Week 2 Summary

Resource for Röda Korset

Week 2 Summary

Image by Röda Korset 239d ago

Hi,

This week, we started by creating a private OpenAI account and purchased credits to test the APIs. Implementing OpenAI’s Whisper (Speech-to-Text), GPT-3.5-turbo, and TTS (Text-to-Speech) went smoothly using an OpenAI Node.js library and environment variables for API keys. We prompted GPT-3.5-turbo to translate the text to Swedish/Ukrainian based on the detected source language.

After completing the implementation of all three APIs, we began testing the button functionalities. We programmed the "Prata" button and “Avsluta” button to stop playback if pressed during playback and allow the user to speak again or end the session, respectively.

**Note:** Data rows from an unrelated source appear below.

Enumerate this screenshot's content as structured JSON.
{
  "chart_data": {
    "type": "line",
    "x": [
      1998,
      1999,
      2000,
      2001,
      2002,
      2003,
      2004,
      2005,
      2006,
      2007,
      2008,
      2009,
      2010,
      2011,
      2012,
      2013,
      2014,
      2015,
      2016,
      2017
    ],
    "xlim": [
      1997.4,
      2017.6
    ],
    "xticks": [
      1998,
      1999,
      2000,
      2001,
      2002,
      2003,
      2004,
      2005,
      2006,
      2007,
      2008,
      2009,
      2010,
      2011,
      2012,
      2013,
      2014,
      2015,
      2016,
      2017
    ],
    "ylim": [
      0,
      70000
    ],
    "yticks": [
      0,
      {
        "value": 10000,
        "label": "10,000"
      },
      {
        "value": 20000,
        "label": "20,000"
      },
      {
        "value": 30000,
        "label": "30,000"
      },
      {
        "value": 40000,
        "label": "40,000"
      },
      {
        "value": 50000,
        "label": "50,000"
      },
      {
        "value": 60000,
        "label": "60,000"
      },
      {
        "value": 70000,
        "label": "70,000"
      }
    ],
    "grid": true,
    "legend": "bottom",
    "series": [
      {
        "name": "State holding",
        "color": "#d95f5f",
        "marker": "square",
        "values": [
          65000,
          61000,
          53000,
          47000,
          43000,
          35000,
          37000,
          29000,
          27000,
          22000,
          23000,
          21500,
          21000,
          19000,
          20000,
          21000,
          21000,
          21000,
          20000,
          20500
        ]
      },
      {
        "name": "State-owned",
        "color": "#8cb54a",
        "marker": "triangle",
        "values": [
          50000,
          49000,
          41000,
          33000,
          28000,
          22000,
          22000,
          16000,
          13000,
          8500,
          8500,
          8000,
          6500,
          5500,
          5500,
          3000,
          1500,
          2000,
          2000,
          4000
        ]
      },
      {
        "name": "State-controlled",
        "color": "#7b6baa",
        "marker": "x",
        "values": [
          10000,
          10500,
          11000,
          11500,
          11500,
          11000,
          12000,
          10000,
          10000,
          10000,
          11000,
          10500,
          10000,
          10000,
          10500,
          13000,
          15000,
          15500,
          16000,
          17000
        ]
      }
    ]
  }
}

The major challenge during this week has been the translation process. At first we recorded the whole talk (multiple sentences) from each person before we put that audio file into the recording process. Initially, there was a significant delay between pressing the "Sluta prata" button and playing the translated audio. This delay was at least 5 seconds, before the translation process was done and read out loud. This delay occurred because we had to wait for Whisper to transcribe the audio file, GPT-3.5-turbo to translate it, and TTS to convert the text back into audio. We explored various methods for real-time playback and streaming but found that only TTS supported real-time playback, which wasn't enough to solve the overall delay issue.

Therefore we enhanced the model by making an automated script that cuts the audio as soon as there is a natural pause (in between sentences), and then that audio file is put through the translation process while the next audio file is being recorded during the rest of the talk. This pioneered the model with a waiting time of less than 1 second before hearing the translated audio, since everything is now happening simultaneously. This way, the initial recordings can be played immediately after pressing the "Sluta prata" button, while the remaining snippets are processed concurrently during playback.

Next week, we will further explore the implementation of small audio snippets. We discovered that Whisper sometimes struggles to transcribe small snippets without the context of the surrounding sentences. Following that, we will implement real-time text display on the app screen synchronized with the audio playback, to enable reading.